Raising taxes on the rich isnt class warfare its simply asking them to do their patriotic duty. In a recession, whats needed is increased demand, more spending. If a hedge fund manager making $1 billion a year cant spend it all, an appreciative citizenry should step in and be willing to help out.
The big problem is the projected increase in health care costs, but its also the simplest to resolve once we get over the fear of Socialized Medicine: European (or Canadian, or Japanese) style single payer health care would give better results while cutting costs by 33% to 50%.
Its helpful to keep in mind that the Central Intelligence Agency uses the infant mortality rate as a surrogate measure of the quality of health care, and the United States, with 6.06 infant deaths in the first year of life, is 46th on the list of nations, while Sweden and Japan at 2.74 and 2.78 are 4th and 5th respectively.
The top three are tiny nations, Monaco, Singapore and Bermuda, so skip those. For those people who have shown concern about savings babies, the chance to save the lives of infants and reduce federal spending should be win-win.
The real challenge is Social Security. Social Security was never meant to be a national pension system. It was to be combined with private savings and pensions to provide people with a dignified old age. Unfortunately, things didnt work out as planned. The Baby Boomers didnt do a very good job of saving, and much of the money that was saved was invested in stocks, which were unreliable. People who saved diligently saw their investments disappear in the crashes of 2008 and 2011, but because of the low bank interest rates there was really no other way to accumulate a reasonable nest egg.
Robert Samuelson of the Washington Post wrote a column headlined Why are we in this debt fix? Its the elderly, stupid. Mr. Samuelson reports that in 2010 25% of people over the age of 65 had savings and retirement accounts averaging $207,000 or more.
The Center on Budget and Policy Priorities estimates that with Social Security at present level 10% of the elderly are living in poverty, but without Social Security, that would rise to 45%. Every proposal for stabilizing Social Security focuses on cutting benefits. The problem is, just like bringing the economy back from the recession, we need spending to maintain the economy, so that cutting benefits will reduce demand. The rational approach isnt to shrink Social Security, its to expand it.

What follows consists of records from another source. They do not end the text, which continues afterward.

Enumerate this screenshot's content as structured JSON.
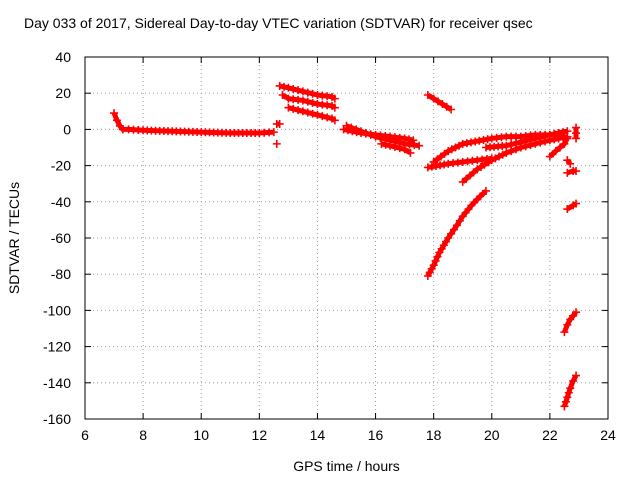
{
  "chart_data": {
    "type": "scatter",
    "title": "Day 033 of 2017, Sidereal Day-to-day VTEC variation (SDTVAR) for receiver qsec",
    "xlabel": "GPS time / hours",
    "ylabel": "SDTVAR / TECUs",
    "xlim": [
      6,
      24
    ],
    "ylim": [
      -160,
      40
    ],
    "xticks": [
      6,
      8,
      10,
      12,
      14,
      16,
      18,
      20,
      22,
      24
    ],
    "yticks": [
      -160,
      -140,
      -120,
      -100,
      -80,
      -60,
      -40,
      -20,
      0,
      20,
      40
    ],
    "grid": true,
    "marker": "plus",
    "colors": {
      "series": "#ff0000",
      "axis": "#000000",
      "grid": "#a0a0a0"
    },
    "series": [
      {
        "x": [
          7.0,
          7.1,
          7.2,
          7.3,
          7.5,
          8.0,
          9.0,
          10.0,
          11.0,
          12.0,
          12.5
        ],
        "y": [
          9,
          5,
          2,
          0,
          0,
          -0.5,
          -1,
          -1.5,
          -2,
          -2,
          -1.5
        ]
      },
      {
        "x": [
          12.6,
          12.7
        ],
        "y": [
          3,
          3
        ]
      },
      {
        "x": [
          12.6
        ],
        "y": [
          -8
        ]
      },
      {
        "x": [
          12.7,
          13.0,
          13.5,
          14.0,
          14.5,
          14.6
        ],
        "y": [
          24,
          23,
          21,
          19,
          18,
          17
        ]
      },
      {
        "x": [
          12.8,
          13.0,
          13.5,
          14.0,
          14.5,
          14.6
        ],
        "y": [
          19,
          17,
          16,
          14,
          13,
          12
        ]
      },
      {
        "x": [
          13.0,
          13.5,
          14.0,
          14.5,
          14.6
        ],
        "y": [
          12,
          10,
          8,
          6,
          5
        ]
      },
      {
        "x": [
          14.9,
          15.5,
          16.0,
          16.5,
          17.0,
          17.3
        ],
        "y": [
          0,
          -2,
          -3,
          -4,
          -5,
          -6
        ]
      },
      {
        "x": [
          15.0,
          15.5,
          16.0,
          16.5,
          17.0,
          17.5
        ],
        "y": [
          2,
          -1,
          -4,
          -6,
          -8,
          -9
        ]
      },
      {
        "x": [
          16.2,
          16.5,
          17.0,
          17.2
        ],
        "y": [
          -8,
          -9,
          -11,
          -13
        ]
      },
      {
        "x": [
          17.8,
          18.0,
          18.3,
          18.6
        ],
        "y": [
          19,
          17,
          14,
          11
        ]
      },
      {
        "x": [
          17.8,
          18.5,
          19.0,
          19.5,
          20.0
        ],
        "y": [
          -21,
          -19,
          -18,
          -17,
          -16
        ]
      },
      {
        "x": [
          18.0,
          18.5,
          19.0,
          20.0,
          20.5,
          21.0,
          21.5,
          22.0,
          22.5
        ],
        "y": [
          -18,
          -12,
          -8,
          -5,
          -4,
          -4,
          -3,
          -3,
          -2
        ]
      },
      {
        "x": [
          19.0,
          19.5,
          20.0,
          20.5,
          21.0,
          21.5,
          22.0,
          22.6
        ],
        "y": [
          -29,
          -22,
          -17,
          -13,
          -10,
          -8,
          -6,
          -4
        ]
      },
      {
        "x": [
          19.8,
          20.5,
          21.0,
          21.5,
          22.0,
          22.6
        ],
        "y": [
          -10,
          -9,
          -7,
          -5,
          -3,
          -1
        ]
      },
      {
        "x": [
          17.8,
          18.0,
          18.2,
          18.5,
          18.8,
          19.0,
          19.3,
          19.6,
          19.8
        ],
        "y": [
          -81,
          -75,
          -68,
          -60,
          -53,
          -48,
          -42,
          -37,
          -34
        ]
      },
      {
        "x": [
          22.0,
          22.2,
          22.5,
          22.6
        ],
        "y": [
          -15,
          -12,
          -8,
          -5
        ]
      },
      {
        "x": [
          22.6,
          22.7
        ],
        "y": [
          -17,
          -19
        ]
      },
      {
        "x": [
          22.6,
          22.8,
          22.9
        ],
        "y": [
          -24,
          -23,
          -23
        ]
      },
      {
        "x": [
          22.6,
          22.8,
          22.9
        ],
        "y": [
          -44,
          -42,
          -41
        ]
      },
      {
        "x": [
          22.9,
          22.9
        ],
        "y": [
          -5,
          1
        ]
      },
      {
        "x": [
          22.5,
          22.6,
          22.7,
          22.8,
          22.9
        ],
        "y": [
          -112,
          -108,
          -105,
          -103,
          -101
        ]
      },
      {
        "x": [
          22.5,
          22.6,
          22.7,
          22.8,
          22.9
        ],
        "y": [
          -153,
          -148,
          -143,
          -139,
          -136
        ]
      }
    ]
  }
}
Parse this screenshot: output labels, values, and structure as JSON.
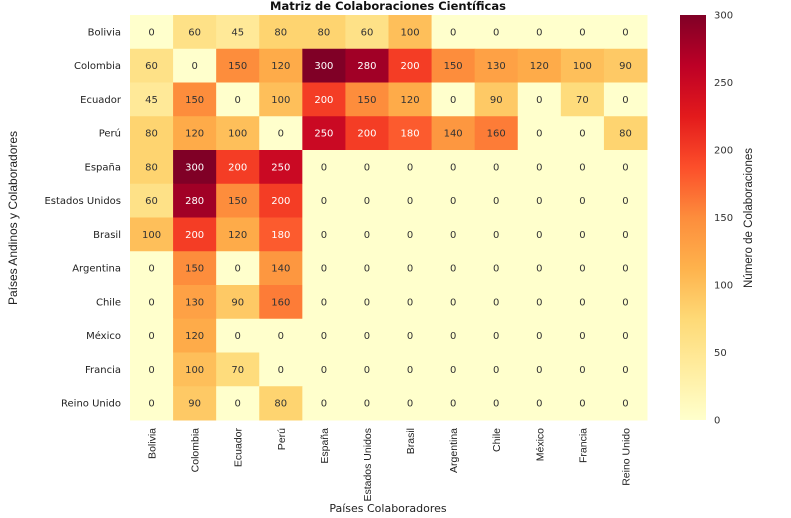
{
  "chart_data": {
    "type": "heatmap",
    "title": "Matriz de Colaboraciones Científicas",
    "xlabel": "Países Colaboradores",
    "ylabel": "Países Andinos y Colaboradores",
    "colorbar_label": "Número de Colaboraciones",
    "colormap": "YlOrRd",
    "vmin": 0,
    "vmax": 300,
    "colorbar_ticks": [
      0,
      50,
      100,
      150,
      200,
      250,
      300
    ],
    "colorbar_stops": [
      "#ffffcc",
      "#ffeda0",
      "#fed976",
      "#feb24c",
      "#fd8d3c",
      "#fc4e2a",
      "#e31a1c",
      "#bd0026",
      "#800026"
    ],
    "x_categories": [
      "Bolivia",
      "Colombia",
      "Ecuador",
      "Perú",
      "España",
      "Estados Unidos",
      "Brasil",
      "Argentina",
      "Chile",
      "México",
      "Francia",
      "Reino Unido"
    ],
    "y_categories": [
      "Bolivia",
      "Colombia",
      "Ecuador",
      "Perú",
      "España",
      "Estados Unidos",
      "Brasil",
      "Argentina",
      "Chile",
      "México",
      "Francia",
      "Reino Unido"
    ],
    "values": [
      [
        0,
        60,
        45,
        80,
        80,
        60,
        100,
        0,
        0,
        0,
        0,
        0
      ],
      [
        60,
        0,
        150,
        120,
        300,
        280,
        200,
        150,
        130,
        120,
        100,
        90
      ],
      [
        45,
        150,
        0,
        100,
        200,
        150,
        120,
        0,
        90,
        0,
        70,
        0
      ],
      [
        80,
        120,
        100,
        0,
        250,
        200,
        180,
        140,
        160,
        0,
        0,
        80
      ],
      [
        80,
        300,
        200,
        250,
        0,
        0,
        0,
        0,
        0,
        0,
        0,
        0
      ],
      [
        60,
        280,
        150,
        200,
        0,
        0,
        0,
        0,
        0,
        0,
        0,
        0
      ],
      [
        100,
        200,
        120,
        180,
        0,
        0,
        0,
        0,
        0,
        0,
        0,
        0
      ],
      [
        0,
        150,
        0,
        140,
        0,
        0,
        0,
        0,
        0,
        0,
        0,
        0
      ],
      [
        0,
        130,
        90,
        160,
        0,
        0,
        0,
        0,
        0,
        0,
        0,
        0
      ],
      [
        0,
        120,
        0,
        0,
        0,
        0,
        0,
        0,
        0,
        0,
        0,
        0
      ],
      [
        0,
        100,
        70,
        0,
        0,
        0,
        0,
        0,
        0,
        0,
        0,
        0
      ],
      [
        0,
        90,
        0,
        80,
        0,
        0,
        0,
        0,
        0,
        0,
        0,
        0
      ]
    ],
    "annotations": true,
    "grid": false
  }
}
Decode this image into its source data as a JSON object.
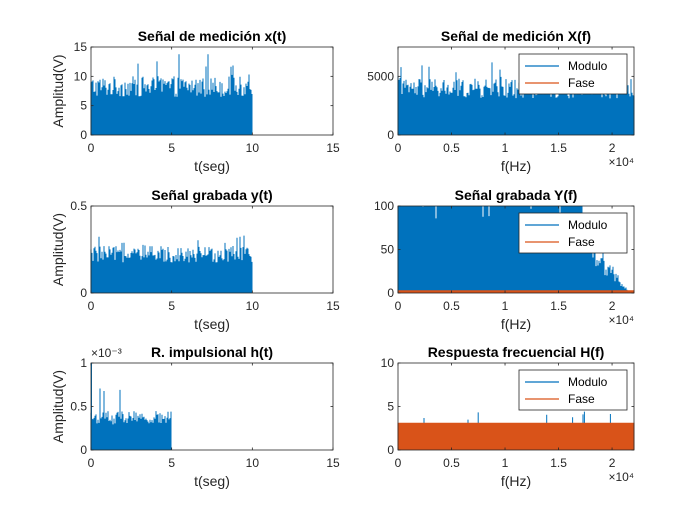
{
  "colors": {
    "modulo": "#0072BD",
    "fase": "#D95319",
    "axis": "#262626",
    "background": "#ffffff"
  },
  "chart_data": [
    {
      "type": "area",
      "title": "Señal de medición x(t)",
      "xlabel": "t(seg)",
      "ylabel": "Amplitud(V)",
      "xlim": [
        0,
        15
      ],
      "ylim": [
        0,
        15
      ],
      "xticks": [
        "0",
        "5",
        "10",
        "15"
      ],
      "yticks": [
        "0",
        "5",
        "10",
        "15"
      ],
      "exponent": "",
      "series": [
        {
          "name": "",
          "color": "#0072BD",
          "x": [
            0,
            10
          ],
          "typical_peak": 10,
          "max_peak": 14
        }
      ]
    },
    {
      "type": "area",
      "title": "Señal de medición X(f)",
      "xlabel": "f(Hz)",
      "ylabel": "",
      "xlim": [
        0,
        22050
      ],
      "ylim": [
        0,
        7500
      ],
      "xticks": [
        "0",
        "0.5",
        "1",
        "1.5",
        "2"
      ],
      "yticks": [
        "0",
        "5000"
      ],
      "exponent": "×10⁴",
      "legend": {
        "placement": "top-right",
        "entries": [
          "Modulo",
          "Fase"
        ]
      },
      "series": [
        {
          "name": "Modulo",
          "color": "#0072BD",
          "x": [
            0,
            22050
          ],
          "typical_peak": 4800,
          "max_peak": 6200
        },
        {
          "name": "Fase",
          "color": "#D95319",
          "x": [
            0,
            22050
          ],
          "typical_peak": 3.14,
          "max_peak": 3.14
        }
      ]
    },
    {
      "type": "area",
      "title": "Señal grabada y(t)",
      "xlabel": "t(seg)",
      "ylabel": "Amplitud(V)",
      "xlim": [
        0,
        15
      ],
      "ylim": [
        0,
        0.5
      ],
      "xticks": [
        "0",
        "5",
        "10",
        "15"
      ],
      "yticks": [
        "0",
        "0.5"
      ],
      "exponent": "",
      "series": [
        {
          "name": "",
          "color": "#0072BD",
          "x": [
            0,
            10
          ],
          "typical_peak": 0.27,
          "max_peak": 0.34
        }
      ]
    },
    {
      "type": "area",
      "title": "Señal grabada Y(f)",
      "xlabel": "f(Hz)",
      "ylabel": "",
      "xlim": [
        0,
        22050
      ],
      "ylim": [
        0,
        100
      ],
      "xticks": [
        "0",
        "0.5",
        "1",
        "1.5",
        "2"
      ],
      "yticks": [
        "0",
        "50",
        "100"
      ],
      "exponent": "×10⁴",
      "legend": {
        "placement": "top-right",
        "entries": [
          "Modulo",
          "Fase"
        ]
      },
      "series": [
        {
          "name": "Modulo",
          "color": "#0072BD",
          "x": [
            0,
            22050
          ],
          "typical_peak": 100,
          "max_peak": 100
        },
        {
          "name": "Fase",
          "color": "#D95319",
          "x": [
            0,
            22050
          ],
          "typical_peak": 3.14,
          "max_peak": 3.14
        }
      ]
    },
    {
      "type": "area",
      "title": "R. impulsional h(t)",
      "xlabel": "t(seg)",
      "ylabel": "Amplitud(V)",
      "xlim": [
        0,
        15
      ],
      "ylim": [
        0,
        0.001
      ],
      "xticks": [
        "0",
        "5",
        "10",
        "15"
      ],
      "yticks": [
        "0",
        "0.5",
        "1"
      ],
      "exponent": "×10⁻³",
      "series": [
        {
          "name": "",
          "color": "#0072BD",
          "x": [
            0,
            5
          ],
          "typical_peak": 0.00045,
          "max_peak": 0.001
        }
      ]
    },
    {
      "type": "area",
      "title": "Respuesta frecuencial H(f)",
      "xlabel": "f(Hz)",
      "ylabel": "",
      "xlim": [
        0,
        22050
      ],
      "ylim": [
        0,
        10
      ],
      "xticks": [
        "0",
        "0.5",
        "1",
        "1.5",
        "2"
      ],
      "yticks": [
        "0",
        "5",
        "10"
      ],
      "exponent": "×10⁴",
      "legend": {
        "placement": "top-right",
        "entries": [
          "Modulo",
          "Fase"
        ]
      },
      "series": [
        {
          "name": "Modulo",
          "color": "#0072BD",
          "x": [
            0,
            22050
          ],
          "typical_peak": 0.6,
          "max_peak": 4.6
        },
        {
          "name": "Fase",
          "color": "#D95319",
          "x": [
            0,
            22050
          ],
          "typical_peak": 3.14,
          "max_peak": 3.14
        }
      ]
    }
  ]
}
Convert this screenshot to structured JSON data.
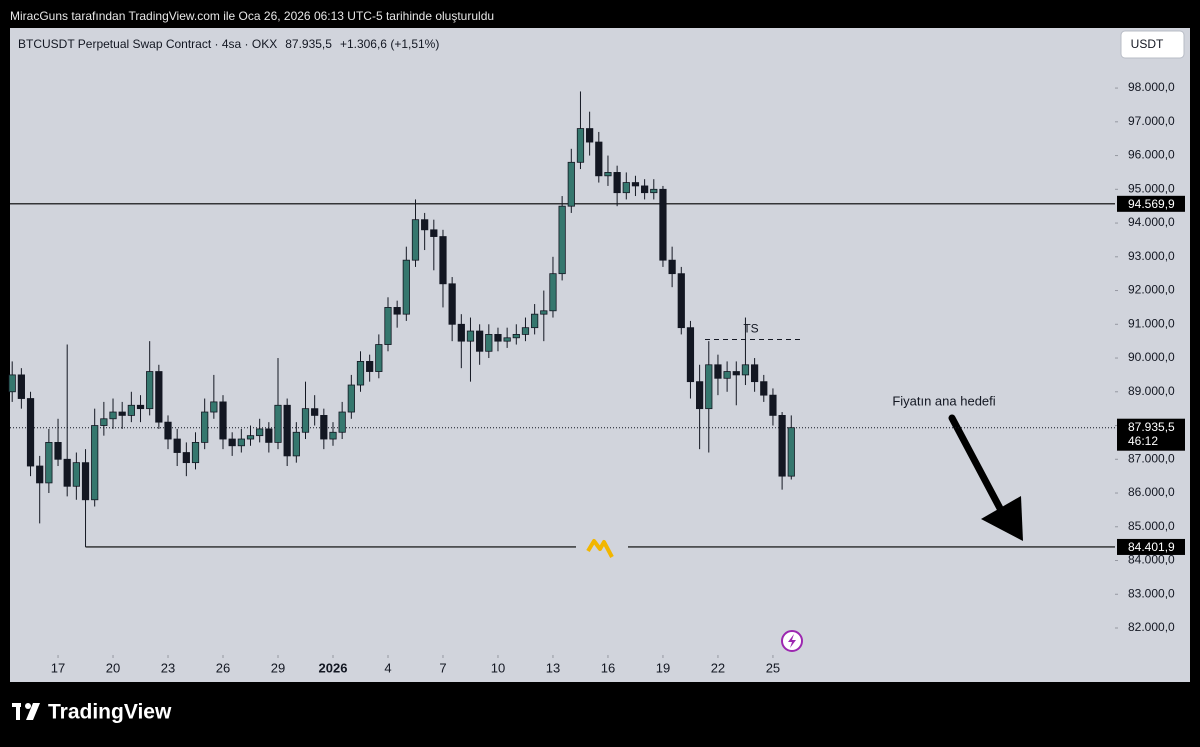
{
  "chart_data": {
    "type": "candlestick",
    "caption": "MiracGuns tarafından TradingView.com ile Oca 26, 2026 06:13 UTC-5 tarihinde oluşturuldu",
    "title": "BTCUSDT Perpetual Swap Contract · 4sa · OKX",
    "last_price": "87.935,5",
    "change": "+1.306,6 (+1,51%)",
    "currency": "USDT",
    "brand": "TradingView",
    "up_color": "#35776e",
    "down_color": "#131722",
    "ylim": [
      81200,
      99780
    ],
    "yticks": [
      {
        "value": 82000,
        "label": "82.000,0"
      },
      {
        "value": 83000,
        "label": "83.000,0"
      },
      {
        "value": 84000,
        "label": "84.000,0"
      },
      {
        "value": 85000,
        "label": "85.000,0"
      },
      {
        "value": 86000,
        "label": "86.000,0"
      },
      {
        "value": 87000,
        "label": "87.000,0"
      },
      {
        "value": 88000,
        "label": "88.000,0"
      },
      {
        "value": 89000,
        "label": "89.000,0"
      },
      {
        "value": 90000,
        "label": "90.000,0"
      },
      {
        "value": 91000,
        "label": "91.000,0"
      },
      {
        "value": 92000,
        "label": "92.000,0"
      },
      {
        "value": 93000,
        "label": "93.000,0"
      },
      {
        "value": 94000,
        "label": "94.000,0"
      },
      {
        "value": 95000,
        "label": "95.000,0"
      },
      {
        "value": 96000,
        "label": "96.000,0"
      },
      {
        "value": 97000,
        "label": "97.000,0"
      },
      {
        "value": 98000,
        "label": "98.000,0"
      }
    ],
    "xlim": [
      -2.62,
      57.66
    ],
    "xticks": [
      {
        "value": 0,
        "label": "17"
      },
      {
        "value": 3,
        "label": "20"
      },
      {
        "value": 6,
        "label": "23"
      },
      {
        "value": 9,
        "label": "26"
      },
      {
        "value": 12,
        "label": "29"
      },
      {
        "value": 15,
        "label": "2026"
      },
      {
        "value": 18,
        "label": "4"
      },
      {
        "value": 21,
        "label": "7"
      },
      {
        "value": 24,
        "label": "10"
      },
      {
        "value": 27,
        "label": "13"
      },
      {
        "value": 30,
        "label": "16"
      },
      {
        "value": 33,
        "label": "19"
      },
      {
        "value": 36,
        "label": "22"
      },
      {
        "value": 39,
        "label": "25"
      }
    ],
    "x": [
      -2.5,
      -2,
      -1.5,
      -1,
      -0.5,
      0,
      0.5,
      1,
      1.5,
      2,
      2.5,
      3,
      3.5,
      4,
      4.5,
      5,
      5.5,
      6,
      6.5,
      7,
      7.5,
      8,
      8.5,
      9,
      9.5,
      10,
      10.5,
      11,
      11.5,
      12,
      12.5,
      13,
      13.5,
      14,
      14.5,
      15,
      15.5,
      16,
      16.5,
      17,
      17.5,
      18,
      18.5,
      19,
      19.5,
      20,
      20.5,
      21,
      21.5,
      22,
      22.5,
      23,
      23.5,
      24,
      24.5,
      25,
      25.5,
      26,
      26.5,
      27,
      27.5,
      28,
      28.5,
      29,
      29.5,
      30,
      30.5,
      31,
      31.5,
      32,
      32.5,
      33,
      33.5,
      34,
      34.5,
      35,
      35.5,
      36,
      36.5,
      37,
      37.5,
      38,
      38.5,
      39,
      39.5,
      40
    ],
    "candles": [
      [
        89000,
        89900,
        88700,
        89500
      ],
      [
        89500,
        89700,
        88500,
        88800
      ],
      [
        88800,
        89000,
        86500,
        86800
      ],
      [
        86800,
        87100,
        85100,
        86300
      ],
      [
        86300,
        87900,
        86000,
        87500
      ],
      [
        87500,
        88200,
        86800,
        87000
      ],
      [
        87000,
        90400,
        85900,
        86200
      ],
      [
        86200,
        87200,
        85800,
        86900
      ],
      [
        86900,
        87300,
        84401.9,
        85800
      ],
      [
        85800,
        88500,
        85600,
        88000
      ],
      [
        88000,
        88700,
        87700,
        88200
      ],
      [
        88200,
        88800,
        87900,
        88400
      ],
      [
        88400,
        88700,
        87900,
        88300
      ],
      [
        88300,
        89000,
        88100,
        88600
      ],
      [
        88600,
        88900,
        88100,
        88500
      ],
      [
        88500,
        90500,
        88300,
        89600
      ],
      [
        89600,
        89800,
        87900,
        88100
      ],
      [
        88100,
        88300,
        87300,
        87600
      ],
      [
        87600,
        87900,
        86800,
        87200
      ],
      [
        87200,
        87500,
        86500,
        86900
      ],
      [
        86900,
        87800,
        86700,
        87500
      ],
      [
        87500,
        88800,
        87300,
        88400
      ],
      [
        88400,
        89500,
        88200,
        88700
      ],
      [
        88700,
        88900,
        87300,
        87600
      ],
      [
        87600,
        87800,
        87100,
        87400
      ],
      [
        87400,
        87900,
        87200,
        87600
      ],
      [
        87600,
        88000,
        87400,
        87700
      ],
      [
        87700,
        88200,
        87500,
        87900
      ],
      [
        87900,
        88100,
        87200,
        87500
      ],
      [
        87500,
        90000,
        87300,
        88600
      ],
      [
        88600,
        88800,
        86800,
        87100
      ],
      [
        87100,
        88100,
        86900,
        87800
      ],
      [
        87800,
        89300,
        87600,
        88500
      ],
      [
        88500,
        88900,
        88000,
        88300
      ],
      [
        88300,
        88500,
        87300,
        87600
      ],
      [
        87600,
        88100,
        87400,
        87800
      ],
      [
        87800,
        88700,
        87600,
        88400
      ],
      [
        88400,
        89500,
        88200,
        89200
      ],
      [
        89200,
        90200,
        89000,
        89900
      ],
      [
        89900,
        90100,
        89300,
        89600
      ],
      [
        89600,
        90700,
        89400,
        90400
      ],
      [
        90400,
        91800,
        90200,
        91500
      ],
      [
        91500,
        91700,
        90900,
        91300
      ],
      [
        91300,
        93300,
        91100,
        92900
      ],
      [
        92900,
        94700,
        92700,
        94100
      ],
      [
        94100,
        94300,
        93200,
        93800
      ],
      [
        93800,
        94100,
        92600,
        93600
      ],
      [
        93600,
        93800,
        91500,
        92200
      ],
      [
        92200,
        92400,
        90500,
        91000
      ],
      [
        91000,
        91300,
        89700,
        90500
      ],
      [
        90500,
        91200,
        89300,
        90800
      ],
      [
        90800,
        91000,
        89800,
        90200
      ],
      [
        90200,
        91000,
        90000,
        90700
      ],
      [
        90700,
        90900,
        90200,
        90500
      ],
      [
        90500,
        90900,
        90300,
        90600
      ],
      [
        90600,
        91000,
        90400,
        90700
      ],
      [
        90700,
        91200,
        90500,
        90900
      ],
      [
        90900,
        91600,
        90700,
        91300
      ],
      [
        91300,
        92000,
        90500,
        91400
      ],
      [
        91400,
        93000,
        91200,
        92500
      ],
      [
        92500,
        94800,
        92300,
        94500
      ],
      [
        94500,
        96200,
        94300,
        95800
      ],
      [
        95800,
        97900,
        95600,
        96800
      ],
      [
        96800,
        97300,
        96000,
        96400
      ],
      [
        96400,
        96700,
        95200,
        95400
      ],
      [
        95400,
        96000,
        95100,
        95500
      ],
      [
        95500,
        95700,
        94500,
        94900
      ],
      [
        94900,
        95500,
        94700,
        95200
      ],
      [
        95200,
        95400,
        94800,
        95100
      ],
      [
        95100,
        95300,
        94700,
        94900
      ],
      [
        94900,
        95300,
        94700,
        95000
      ],
      [
        95000,
        95100,
        92700,
        92900
      ],
      [
        92900,
        93300,
        92100,
        92500
      ],
      [
        92500,
        92700,
        90700,
        90900
      ],
      [
        90900,
        91100,
        88800,
        89300
      ],
      [
        89300,
        89800,
        87300,
        88500
      ],
      [
        88500,
        90500,
        87200,
        89800
      ],
      [
        89800,
        90100,
        88900,
        89400
      ],
      [
        89400,
        89900,
        89000,
        89600
      ],
      [
        89600,
        89900,
        88600,
        89500
      ],
      [
        89500,
        91200,
        89200,
        89800
      ],
      [
        89800,
        90000,
        89000,
        89300
      ],
      [
        89300,
        89500,
        88700,
        88900
      ],
      [
        88900,
        89100,
        88000,
        88300
      ],
      [
        88300,
        88400,
        86100,
        86500
      ],
      [
        86500,
        88300,
        86400,
        87935.5
      ]
    ],
    "levels": [
      {
        "value": 94569.9,
        "label": "94.569,9"
      },
      {
        "value": 84401.9,
        "label": "84.401,9"
      }
    ],
    "price_line": {
      "value": 87935.5,
      "label": "87.935,5",
      "countdown": "46:12"
    },
    "ts_line": {
      "value": 90550,
      "label": "TS"
    },
    "annotation": "Fiyatın ana hedefi"
  }
}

According to Thomas Geoghegan in the New York Times: A recent Harris poll found that 34% of Americans have nothing saved for retirement not even a hundred bucks. In this lost decade, that percentage is sure to go up. At retirement the lucky few with a 401(k) typically have $98,000. As an annuity thats about $600 a month not exactly an upper-middle-class lifestyle.
People approaching retirement this year, with their retirement funds heavily invested in equities, were knocked down badly this August.
To eliminate the risk of having millions more people in poverty, expand Social Security. Make it a real national retirement plan. Collect more but also pay more. Yes, its a tax increase, but its a form of savings and insurance with a real return to the person paying in. Increasing Social Security reduces the need for personal savings and the risk that goes with it.
None of this is difficult. The only requirement is to stop thinking of government as the enemy and think of it as people working together for the common good thats all it takes.